Monday, August 25, 2008

  • For Andre Bazin, why did the "classical" period in Hollywood end in 1939?
Bazin proposed that until 1939, film in Hollywood was "based on the principles of continuity editing" (Kramer, 64).  Although Bazin approved and was impressed with what Hollywood film had become by 1939, he knew that just like any other art form, its techniques could not continue on without progressing into something new.  He knew that that was an impossible idea.  Bazin claimed that this new realism style that developed in Hollywood depended on "bringing together real time, in which things exist, along with the duration of the action, for which classical editing had insidiously substituted mental and abstract time" (64).
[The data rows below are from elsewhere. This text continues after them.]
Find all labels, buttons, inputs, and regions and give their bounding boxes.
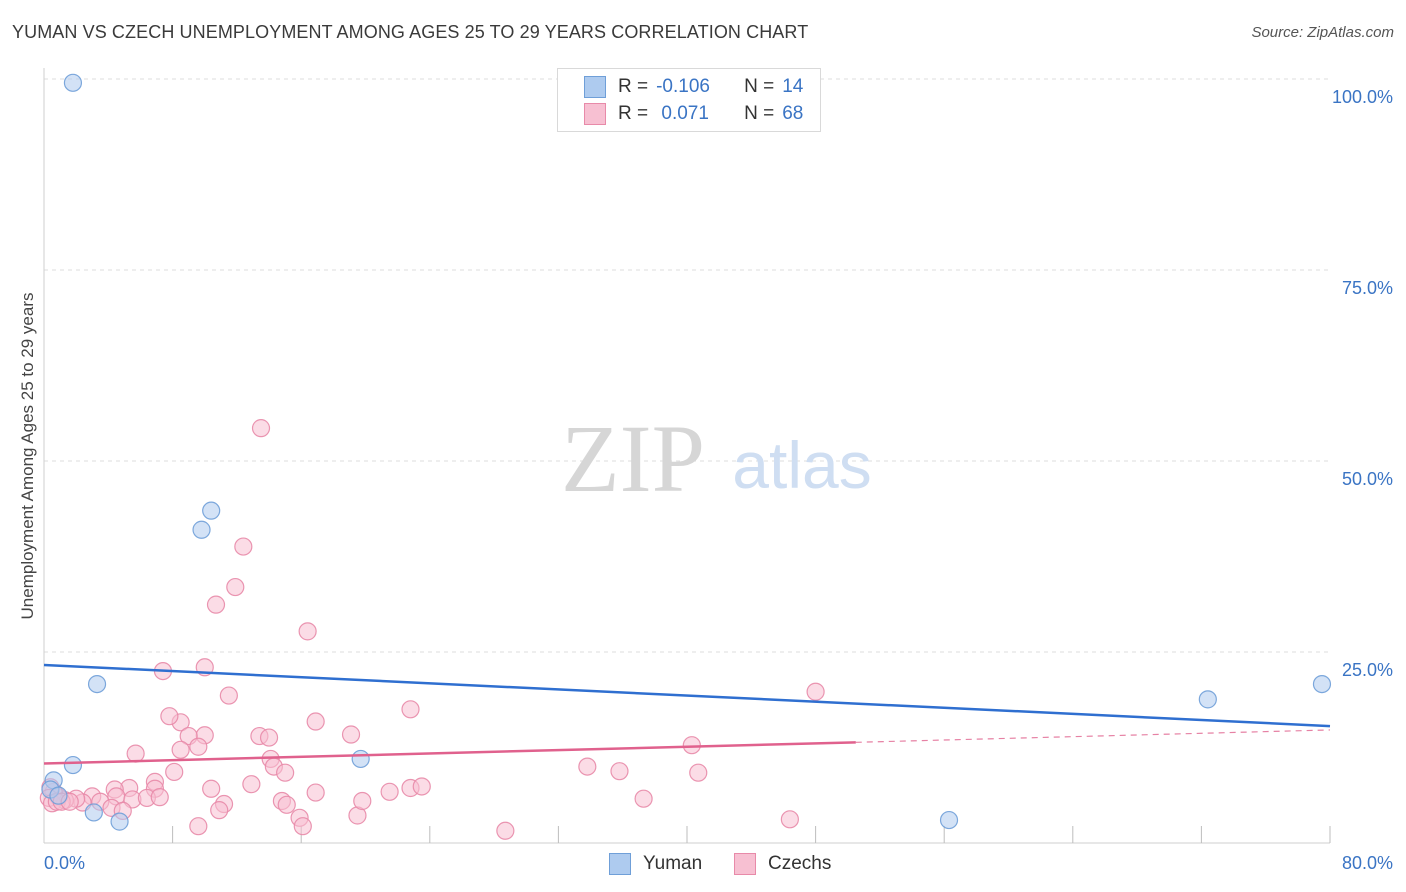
series-label-yuman: Yuman bbox=[643, 853, 703, 874]
watermark-zip: ZIP bbox=[561, 405, 705, 512]
y-axis-title: Unemployment Among Ages 25 to 29 years bbox=[18, 292, 37, 620]
y-tick-label: 100.0% bbox=[1332, 87, 1393, 107]
data-point-czechs bbox=[189, 737, 208, 756]
data-point-yuman bbox=[1198, 690, 1217, 709]
data-point-czechs bbox=[306, 712, 325, 731]
legend-row-czechs: R = 0.071 N = 68 bbox=[584, 102, 803, 126]
data-point-czechs bbox=[160, 707, 179, 726]
data-point-czechs bbox=[412, 777, 431, 796]
data-point-czechs bbox=[171, 740, 190, 759]
data-point-yuman bbox=[87, 674, 107, 694]
data-point-czechs bbox=[298, 622, 317, 641]
legend-r-value: -0.106 bbox=[656, 76, 710, 97]
x-axis-ticks bbox=[172, 826, 1331, 843]
data-point-czechs bbox=[341, 725, 361, 744]
data-point-czechs bbox=[806, 682, 825, 701]
data-point-czechs bbox=[206, 595, 226, 614]
x-tick-label-max: 80.0% bbox=[1342, 853, 1393, 873]
x-tick-label-min: 0.0% bbox=[44, 853, 85, 873]
trend-line-czechs bbox=[43, 741, 856, 765]
data-point-czechs bbox=[496, 821, 515, 840]
legend-n-label: N = bbox=[744, 76, 775, 97]
trend-lines bbox=[43, 663, 1331, 765]
data-point-yuman bbox=[351, 749, 370, 769]
y-axis-labels: 25.0% 50.0% 75.0% 100.0% bbox=[1332, 87, 1393, 680]
y-tick-label: 75.0% bbox=[1342, 278, 1393, 298]
y-tick-label: 50.0% bbox=[1342, 469, 1393, 489]
data-point-czechs bbox=[293, 817, 312, 836]
data-point-czechs bbox=[126, 744, 145, 763]
data-point-czechs bbox=[634, 789, 653, 808]
data-point-yuman bbox=[63, 73, 83, 92]
series-label-czechs: Czechs bbox=[768, 853, 832, 874]
data-point-czechs bbox=[219, 686, 238, 705]
data-point-czechs bbox=[189, 817, 208, 836]
watermark: ZIP atlas bbox=[561, 405, 872, 512]
trend-line-yuman bbox=[43, 663, 1331, 728]
legend-n-label: N = bbox=[744, 103, 775, 124]
data-point-czechs bbox=[306, 783, 325, 802]
data-point-yuman bbox=[49, 786, 68, 805]
series-legend-czechs: Czechs bbox=[734, 852, 831, 876]
trend-line-extension-czechs bbox=[855, 729, 1331, 743]
data-point-czechs bbox=[780, 810, 799, 829]
correlation-legend: R = -0.106 N = 14 R = 0.071 N = 68 bbox=[557, 68, 821, 132]
series-legend-yuman: Yuman bbox=[609, 852, 702, 876]
data-point-yuman bbox=[63, 755, 83, 775]
data-point-czechs bbox=[380, 782, 399, 801]
legend-swatch-yuman bbox=[584, 76, 606, 98]
data-point-yuman bbox=[939, 810, 959, 830]
legend-r-label: R = bbox=[618, 103, 649, 124]
data-point-czechs bbox=[150, 788, 169, 807]
data-point-czechs bbox=[277, 795, 296, 814]
data-point-czechs bbox=[226, 577, 245, 597]
legend-swatch-czechs bbox=[584, 103, 606, 125]
legend-n-value: 68 bbox=[782, 103, 804, 124]
series-swatch-czechs bbox=[734, 853, 756, 875]
data-point-czechs bbox=[210, 801, 229, 820]
data-point-czechs bbox=[401, 700, 420, 719]
y-tick-label: 25.0% bbox=[1342, 660, 1393, 680]
legend-n-value: 14 bbox=[782, 76, 804, 97]
data-point-czechs bbox=[610, 762, 629, 781]
data-point-yuman bbox=[110, 812, 129, 831]
source-label: Source: ZipAtlas.com bbox=[1251, 24, 1394, 41]
data-point-yuman bbox=[202, 501, 221, 520]
data-point-czechs bbox=[202, 779, 221, 798]
x-axis-labels: 0.0% 80.0% bbox=[44, 853, 1393, 873]
data-point-czechs bbox=[234, 537, 253, 556]
legend-row-yuman: R = -0.106 N = 14 bbox=[584, 75, 803, 99]
series-swatch-yuman bbox=[609, 853, 631, 875]
data-point-czechs bbox=[276, 763, 295, 782]
data-point-czechs bbox=[259, 728, 279, 747]
data-point-yuman bbox=[192, 520, 211, 539]
data-point-czechs bbox=[165, 762, 184, 782]
data-point-czechs bbox=[578, 757, 597, 776]
watermark-atlas: atlas bbox=[732, 428, 871, 502]
data-point-czechs bbox=[689, 763, 708, 782]
data-point-yuman bbox=[84, 803, 103, 822]
data-points bbox=[39, 73, 1332, 840]
legend-r-label: R = bbox=[618, 76, 649, 97]
data-point-czechs bbox=[242, 775, 261, 794]
legend-r-value: 0.071 bbox=[656, 103, 709, 124]
data-point-czechs bbox=[353, 791, 372, 811]
data-point-czechs bbox=[251, 419, 271, 438]
data-point-yuman bbox=[1312, 674, 1332, 694]
chart-title: YUMAN VS CZECH UNEMPLOYMENT AMONG AGES 2… bbox=[12, 22, 809, 42]
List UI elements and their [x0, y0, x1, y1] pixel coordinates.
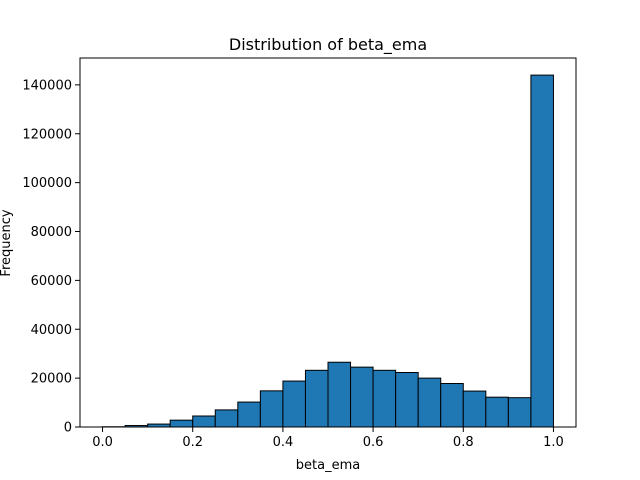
- histogram-bar: [462, 390, 487, 428]
- y-tick-label: 140000: [22, 78, 72, 93]
- y-axis-label: Frequency: [0, 209, 14, 276]
- chart-title: Distribution of beta_ema: [229, 35, 427, 55]
- histogram-bar: [304, 369, 329, 428]
- histogram-bar: [282, 380, 306, 428]
- histogram-bars: [102, 74, 554, 428]
- y-tick-label: 100000: [22, 176, 72, 191]
- histogram-bar: [417, 377, 442, 428]
- y-tick-label: 80000: [31, 225, 72, 240]
- x-tick-label: 0.6: [363, 435, 384, 450]
- histogram-bar: [237, 401, 261, 428]
- histogram-bar: [440, 383, 464, 428]
- x-tick-label: 0.2: [182, 435, 203, 450]
- y-axis-ticks: 0 20000 40000 60000 80000 100000 120000 140000: [22, 78, 80, 436]
- histogram-bar: [372, 369, 397, 428]
- x-tick-label: 0.8: [453, 435, 474, 450]
- y-tick-label: 60000: [31, 274, 72, 289]
- histogram-bar: [485, 396, 509, 428]
- x-axis-label: beta_ema: [296, 458, 360, 473]
- x-tick-label: 0.0: [92, 435, 113, 450]
- histogram-bar: [169, 419, 194, 428]
- x-tick-label: 1.0: [543, 435, 564, 450]
- y-tick-label: 120000: [22, 127, 72, 142]
- histogram-bar: [192, 415, 216, 428]
- histogram-bar: [395, 372, 419, 428]
- histogram-bar: [327, 361, 352, 428]
- axes-frame: [79, 57, 577, 428]
- y-tick-label: 40000: [31, 323, 72, 338]
- y-tick-label: 20000: [31, 372, 72, 387]
- histogram-bar: [214, 409, 239, 428]
- histogram-bar: [507, 397, 532, 428]
- histogram-bar: [350, 366, 374, 428]
- histogram-bar: [530, 74, 554, 428]
- y-tick-label: 0: [64, 421, 72, 436]
- x-tick-label: 0.4: [273, 435, 294, 450]
- histogram-bar: [259, 390, 284, 428]
- x-axis-ticks: 0.0 0.2 0.4 0.6 0.8 1.0: [92, 427, 564, 450]
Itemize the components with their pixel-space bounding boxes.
  • What was Gilbert Seldes's main critique of Hollywood in his book, "The Great Audience?"
Seldes believed that Hollywood "catered" to the popular culture or the younger crowds incredibly too much.  This is what he blamed for the decline in Movie goers in the 1940's.  He claimed that Hollywood should begin to aim their film topics and such towards adults rather than teens, because although those films temporarily succeeded with its audiences they wouldnt be so popular once those crowds reached the real world.  Seldes thought that the films Hollywood had begun to spew out in the WWII period were unrealistic and sugar coated in comparison to the much rougher world that was nearly never displayed on the big screens.